The Globe and Mail has recently published three misleading and seriously inaccurate opinion pieces about Canadian copyright law from authors who should know better, given their backgrounds. They are from Kate Taylor dated May 26, 2023, August 2, 2023 and Hugh Stephens, July 15, 2023. One might have expected better basic fact checking from what is supposedly Canada’s “national newspaper” and/or “newspaper of record” of conspicuous copyright canards.
Both
authors advocate for changing Canada’s copyright law to impose potentially great
mandatory costs on the post-secondary education (“PSE”) sector in favour the
very controversial and arguably obsolete organization known as Access Copyright
(“AC”), which purports to collect royalties for the reproduction of its members
works by organizations such as governments and PSE institutions. Mr. Stephen’s opinion piece conveniently
follows up just two days later on the announcement by Access Copyright (“AC”)

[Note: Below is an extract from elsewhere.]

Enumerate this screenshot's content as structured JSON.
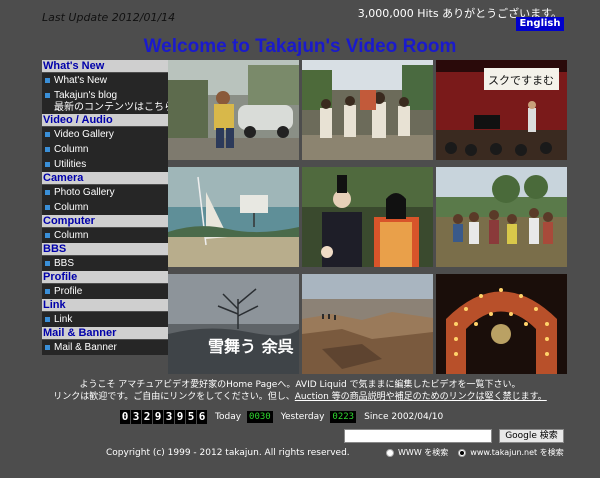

that it was downsizing and restructuring. This all seems to be highly orchestrated by AC. And Yahoo News republished a pathetic press release from Access Copyright.
Both
the Globe and Mail and the National Post have failed to respond to my op-ed
submissions. Maybe they both are myopically sympathetic to the copyright
maximalists? Have these bastions of Canadian Main Stream Media (“MSM”) drunk
too much of the copyright Kool-Aid? How independent or professional is the
Canadian MSM anymore? The glory days of Canadian op-ed pieces in MSM sadly ended
a long time ago.
AC
has indeed seen its revenues drop since 2012 but falsely blames this on the
purely coincidental amendment that year of the fair dealing provisions of
Canada’s Copyright Act that added the word “education”. However, there
is no factual or legal basis to suggest that this amendment has had anything whatsoever
to do with AC’s deservedly declining fortunes.
The
users’ fair dealing rights relied on by the PSE sector have been in place for
more than a century since at least 1921 and have been affirmed and confirmed by
numerous judicial decisions, including four from the Supreme Court of Canada since
2004. These include two from 2012 and one from 2021 that were not based on the
2012 amendment.
The
Americans have seen “fair use” (counterpart to “fair dealing”) rights hardwired
into their law since 1976 for “teaching (including multiple copies for classroom use), scholarship, or
research…”. There is
no reason for Canadian educators and students to be at a comparative
disadvantage to their American counterparts, especially when American
publishers are perhaps the main driving force behind AC. Moreover, Americans
would choke at the socialist notion of “mandatory” copyright tariffs, which
Canada’s Supreme Court categorically rejected in 2021 based in large measure on
my submissions on behalf of the Canadian Association of Research Libraries.
Since
2012, the Canadian PSE sector has been spending far
more and far smarter on fair payments for authors by way of licences,
acquisitions of print or digital material, and targeted procedures to ensure
that deserving authors get actually paid. AC is arguably the worst possible
vehicle to ensure such payments. Its non-transparent repertoire is mostly
irrelevant in the PSE sector. Former U of T Dean of law Marin Friedland exposed
the problems of AC’s methodology in 2007 and there has been no apparent evidence of improvement. The
bottom line is that AC has long ceased to offer any useful value for its PSE
licences.
The
kind of changes that that AC and its supporters are calling for may very well
be not only unwise but also unconstitutional.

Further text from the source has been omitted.